Identify how lifestyle changes may reduce the risk of dementia
Assess the signs and symptoms that may indicate dementia and describe the pathway to diagnosis and treatment
Identify communication approaches which can support the person with dementia to communicate their needs
Debate ethical aspects of decision-making in the light of English laws and guidelines (Mental Capacity Act 2005, Care Act 2014 etc)
Describe the impact of caring on family supporters
Explore the meaning of person-centred care in view of the diversity of people with dementia and their supporters, while reflecting on the influence of one’s own culture, beliefs and values at all stages of dementia
Demonstrate awareness of what it means to live well with dementia and the contribution of assistive technology in everyday care
Assess strategies for pain management in palliative care and discuss how Advanced Decisions/Directives may be used in practice
Apply evidence from research to support effective care for people with dementia
Compare the impact of different interventions including medication and psychosocial approaches
Dementia is becoming more common worldwide. On this course, you will learn to understand people with dementia and to care appropriately as a professional or family supporter. Spanning six topics from prevention and diagnosis to end of life care, the course also offers insights from recent research.
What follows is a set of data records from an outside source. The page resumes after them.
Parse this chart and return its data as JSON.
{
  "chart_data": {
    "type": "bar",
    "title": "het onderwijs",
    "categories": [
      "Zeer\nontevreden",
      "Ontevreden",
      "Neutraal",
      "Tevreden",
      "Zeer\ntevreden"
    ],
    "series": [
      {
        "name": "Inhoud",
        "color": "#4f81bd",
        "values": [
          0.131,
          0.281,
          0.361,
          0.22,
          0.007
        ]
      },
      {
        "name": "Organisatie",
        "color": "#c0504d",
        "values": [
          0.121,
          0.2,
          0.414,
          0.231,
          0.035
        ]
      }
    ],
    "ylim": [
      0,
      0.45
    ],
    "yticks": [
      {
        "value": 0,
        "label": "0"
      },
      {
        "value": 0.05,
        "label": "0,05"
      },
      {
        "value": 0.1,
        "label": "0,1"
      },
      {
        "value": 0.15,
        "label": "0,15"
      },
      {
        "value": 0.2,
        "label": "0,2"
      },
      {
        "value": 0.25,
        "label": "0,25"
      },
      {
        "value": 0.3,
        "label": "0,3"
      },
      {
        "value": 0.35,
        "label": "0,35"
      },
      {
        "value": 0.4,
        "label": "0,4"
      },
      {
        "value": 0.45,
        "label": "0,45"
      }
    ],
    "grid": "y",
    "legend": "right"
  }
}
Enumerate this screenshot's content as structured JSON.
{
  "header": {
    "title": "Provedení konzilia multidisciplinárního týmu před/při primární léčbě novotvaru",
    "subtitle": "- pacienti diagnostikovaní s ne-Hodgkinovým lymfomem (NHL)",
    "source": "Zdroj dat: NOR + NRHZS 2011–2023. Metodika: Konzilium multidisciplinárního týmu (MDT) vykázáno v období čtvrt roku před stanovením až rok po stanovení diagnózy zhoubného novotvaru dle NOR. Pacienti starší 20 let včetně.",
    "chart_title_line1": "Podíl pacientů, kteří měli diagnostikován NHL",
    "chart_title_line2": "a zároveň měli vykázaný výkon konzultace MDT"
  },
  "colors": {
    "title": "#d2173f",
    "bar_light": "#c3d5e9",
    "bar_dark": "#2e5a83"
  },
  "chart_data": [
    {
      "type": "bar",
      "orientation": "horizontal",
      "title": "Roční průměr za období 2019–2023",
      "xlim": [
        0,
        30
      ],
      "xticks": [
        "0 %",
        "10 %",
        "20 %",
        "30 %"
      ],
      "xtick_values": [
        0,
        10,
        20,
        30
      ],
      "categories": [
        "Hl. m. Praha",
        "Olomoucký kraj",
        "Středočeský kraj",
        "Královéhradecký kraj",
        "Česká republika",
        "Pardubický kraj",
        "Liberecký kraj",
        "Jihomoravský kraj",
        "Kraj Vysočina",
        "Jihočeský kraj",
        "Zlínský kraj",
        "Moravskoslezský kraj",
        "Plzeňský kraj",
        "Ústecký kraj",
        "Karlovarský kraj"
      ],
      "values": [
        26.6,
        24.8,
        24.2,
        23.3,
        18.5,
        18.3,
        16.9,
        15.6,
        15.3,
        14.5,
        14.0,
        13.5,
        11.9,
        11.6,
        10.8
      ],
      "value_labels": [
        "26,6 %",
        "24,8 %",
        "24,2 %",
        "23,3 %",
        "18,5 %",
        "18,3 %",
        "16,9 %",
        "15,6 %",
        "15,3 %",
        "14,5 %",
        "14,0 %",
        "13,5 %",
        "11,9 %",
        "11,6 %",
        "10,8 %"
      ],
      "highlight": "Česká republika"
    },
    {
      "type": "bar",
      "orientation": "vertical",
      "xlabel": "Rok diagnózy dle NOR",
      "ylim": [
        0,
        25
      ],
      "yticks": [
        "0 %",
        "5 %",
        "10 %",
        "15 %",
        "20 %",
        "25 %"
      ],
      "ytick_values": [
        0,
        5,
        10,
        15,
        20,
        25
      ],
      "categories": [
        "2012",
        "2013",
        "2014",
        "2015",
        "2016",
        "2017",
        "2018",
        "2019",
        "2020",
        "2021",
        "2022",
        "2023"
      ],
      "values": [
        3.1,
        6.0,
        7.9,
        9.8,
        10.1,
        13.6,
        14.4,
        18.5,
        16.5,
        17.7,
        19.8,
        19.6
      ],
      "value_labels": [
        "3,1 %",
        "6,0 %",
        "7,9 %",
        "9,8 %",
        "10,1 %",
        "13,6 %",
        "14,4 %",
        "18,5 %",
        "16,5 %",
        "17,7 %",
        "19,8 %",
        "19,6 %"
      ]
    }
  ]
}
Whatever your role in dementia care, by engaging with the resources and exchanging views with others, you will gain knowledge, skills, and confidence in dealing with people with dementia. Some of the material is specific to England and Wales, such as the legal context and health service provision.
Week 1 - Inside the brain
Week 2 - Assessment and treatment
Week 3 - Law and ethics
Week 4 - Communication skills
Week 5 - Family and friends
Week 6 - Living well with dementia and end of life care
This course would suit health and social care professionals (e.g. nurses, doctors, therapists and social workers). It will also interest students, carers of people with dementia, individuals with a recent diagnosis, volunteers, and dementia researchers.